Star des „Tatorts“ war eindeutig Thorsten Lannert, der ältere des Ermittler-Duos. Er kannte sich bestens aus mit der Geschichte der RAF und verriet sogar, wie er einst in einer WG Gudrun Ensslin begegnet war. „Wir haben den Hunger in Afrika gesehen“, erzählte Lannert seinem Kollegen, „uns war sofort klar: So darf die Welt nicht sein.“ Bootz hatte allerdings auch seinen großen Auftritt, aus dem er sogar mit einer veritablen Verletzung wieder herauskam.

Worüber wird zu reden sein?

Im Film wird mehrmals die These aufgestellt, V-Mann Wilhelm Jordan sei in den Tod der RAF-Terroristen Baader, Ensslin und Raspe verwickelt. Zwar ist Jordan eine rein fiktive Figur, die Hintergründe des Todes der drei Terroristen geben aber noch heute Anlass für Spekulationen.

Was hat es mit der Mord-Theorie auf sich?

In der Nacht zum 18. November 1977, unmittelbar nach der Befreiung der „Landshut“-Geiseln, kamen in der Justizvollzugsanstalt Stammheim die drei RAF-Terroristen Andreas Baader, Gudrun Ensslin und Jan-Carl Raspe ums Leben. Raspe und Baader erschossen sich, Ensslin wurde erhängt aufgefunden. Die Tatwaffen wurden von den Rechtsanwälten der Terroristen in die Gefängniszellen eingeschmuggelt, durch ein illegal installiertes Kommunikationssystem konnten sich die RAFler zum gemeinsamen Selbstmord verabreden. So zumindest sieht das die offizielle Geschichtsschreibung. Manche Zeitzeugen behaupten allerdings bis heute, dass Baader, Ensslin und Raspe „vom Staat“ ermordet wurden.
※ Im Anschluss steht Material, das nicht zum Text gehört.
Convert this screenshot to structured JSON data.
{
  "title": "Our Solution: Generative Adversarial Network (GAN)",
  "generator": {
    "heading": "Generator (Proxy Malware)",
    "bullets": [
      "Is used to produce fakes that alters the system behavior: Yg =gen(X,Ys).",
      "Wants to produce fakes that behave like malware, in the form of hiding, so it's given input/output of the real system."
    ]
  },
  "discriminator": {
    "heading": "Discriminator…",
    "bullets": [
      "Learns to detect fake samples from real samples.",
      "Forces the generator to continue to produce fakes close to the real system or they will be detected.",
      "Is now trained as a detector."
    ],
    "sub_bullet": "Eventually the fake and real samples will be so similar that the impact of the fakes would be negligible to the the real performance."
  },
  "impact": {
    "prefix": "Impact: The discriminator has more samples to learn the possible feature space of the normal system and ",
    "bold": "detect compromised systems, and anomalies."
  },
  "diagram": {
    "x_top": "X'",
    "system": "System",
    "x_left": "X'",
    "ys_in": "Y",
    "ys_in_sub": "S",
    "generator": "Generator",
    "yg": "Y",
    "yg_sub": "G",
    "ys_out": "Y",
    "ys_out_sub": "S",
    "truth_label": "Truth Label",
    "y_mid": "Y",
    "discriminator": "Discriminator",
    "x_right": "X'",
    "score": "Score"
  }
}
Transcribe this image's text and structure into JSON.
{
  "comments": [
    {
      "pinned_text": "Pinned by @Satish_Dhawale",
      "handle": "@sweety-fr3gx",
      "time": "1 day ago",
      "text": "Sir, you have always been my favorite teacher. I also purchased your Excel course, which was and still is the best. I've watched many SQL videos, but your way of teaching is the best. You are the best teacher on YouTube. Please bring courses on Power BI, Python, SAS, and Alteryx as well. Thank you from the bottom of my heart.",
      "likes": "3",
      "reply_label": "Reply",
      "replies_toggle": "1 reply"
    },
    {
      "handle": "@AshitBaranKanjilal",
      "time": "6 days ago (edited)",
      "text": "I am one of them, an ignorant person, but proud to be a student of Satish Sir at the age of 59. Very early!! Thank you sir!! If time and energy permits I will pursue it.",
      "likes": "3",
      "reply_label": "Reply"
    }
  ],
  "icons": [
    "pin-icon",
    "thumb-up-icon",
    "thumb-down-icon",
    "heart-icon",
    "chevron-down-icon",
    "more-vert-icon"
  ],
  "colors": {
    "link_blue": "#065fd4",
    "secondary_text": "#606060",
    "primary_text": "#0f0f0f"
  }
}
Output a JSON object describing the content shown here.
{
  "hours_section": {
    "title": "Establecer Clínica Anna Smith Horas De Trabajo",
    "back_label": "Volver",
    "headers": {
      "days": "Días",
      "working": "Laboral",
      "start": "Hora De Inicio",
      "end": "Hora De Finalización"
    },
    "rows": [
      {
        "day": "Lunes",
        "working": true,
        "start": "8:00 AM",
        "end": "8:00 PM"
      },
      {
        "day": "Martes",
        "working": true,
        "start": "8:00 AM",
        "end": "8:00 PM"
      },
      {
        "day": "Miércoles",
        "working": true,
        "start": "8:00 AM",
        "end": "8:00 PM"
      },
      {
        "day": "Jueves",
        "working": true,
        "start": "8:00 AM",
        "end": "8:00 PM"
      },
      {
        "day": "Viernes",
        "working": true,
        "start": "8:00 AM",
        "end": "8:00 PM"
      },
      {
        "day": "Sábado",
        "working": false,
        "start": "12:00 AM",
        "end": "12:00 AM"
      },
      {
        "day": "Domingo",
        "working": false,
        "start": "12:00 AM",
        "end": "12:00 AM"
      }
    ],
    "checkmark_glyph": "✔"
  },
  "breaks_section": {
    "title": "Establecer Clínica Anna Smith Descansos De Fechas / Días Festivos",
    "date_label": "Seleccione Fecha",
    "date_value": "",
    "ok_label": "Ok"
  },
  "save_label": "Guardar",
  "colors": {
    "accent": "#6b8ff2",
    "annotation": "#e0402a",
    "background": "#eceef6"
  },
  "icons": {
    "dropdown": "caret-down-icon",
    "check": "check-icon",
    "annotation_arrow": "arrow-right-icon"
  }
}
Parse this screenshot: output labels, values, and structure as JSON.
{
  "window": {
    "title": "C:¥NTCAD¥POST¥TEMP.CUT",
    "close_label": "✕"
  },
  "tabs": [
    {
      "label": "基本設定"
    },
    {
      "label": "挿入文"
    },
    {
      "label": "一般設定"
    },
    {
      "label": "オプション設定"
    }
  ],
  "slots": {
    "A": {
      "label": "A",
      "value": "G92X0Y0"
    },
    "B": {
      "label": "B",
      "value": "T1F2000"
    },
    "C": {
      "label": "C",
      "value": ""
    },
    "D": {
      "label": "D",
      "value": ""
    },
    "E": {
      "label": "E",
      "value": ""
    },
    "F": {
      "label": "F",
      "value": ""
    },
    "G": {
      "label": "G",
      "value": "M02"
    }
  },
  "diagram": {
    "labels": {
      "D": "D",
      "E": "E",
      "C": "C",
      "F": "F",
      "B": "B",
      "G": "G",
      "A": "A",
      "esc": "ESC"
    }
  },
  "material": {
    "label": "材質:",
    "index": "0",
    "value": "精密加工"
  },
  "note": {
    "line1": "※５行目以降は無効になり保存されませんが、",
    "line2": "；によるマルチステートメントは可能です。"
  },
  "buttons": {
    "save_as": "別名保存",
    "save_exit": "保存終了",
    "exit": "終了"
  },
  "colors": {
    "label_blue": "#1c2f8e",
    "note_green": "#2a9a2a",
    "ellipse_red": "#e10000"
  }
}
Tatsächlich gibt es mehrere Anhaltspunkte, die diese Theorie stützen. So kam etwa ein Gutachter des Bundeskriminalamtes zu dem Schluss, dass Baader wahrscheinlich von einer anderen Person erschossen wurde. Eine weitere Theorie besagt, dass es sich zwar um Selbstmord handelte, dass aber der Staat dies hätte verhindern können, aber nicht wollte.

Wie gut war der „Tatort“?

„Der rote Schatten“ war mehr als bloßer Geschichtsunterricht. Dominik Graf inszenierte einen bis zum Ende spannender „Tatort“, mit wohldosierter Action und einem überraschenden, doppeldeutigen Schluss. Nur etwas weniger kompliziert hätte das Ganze dann doch sein dürfen. Wir vergeben die Schulnote 2.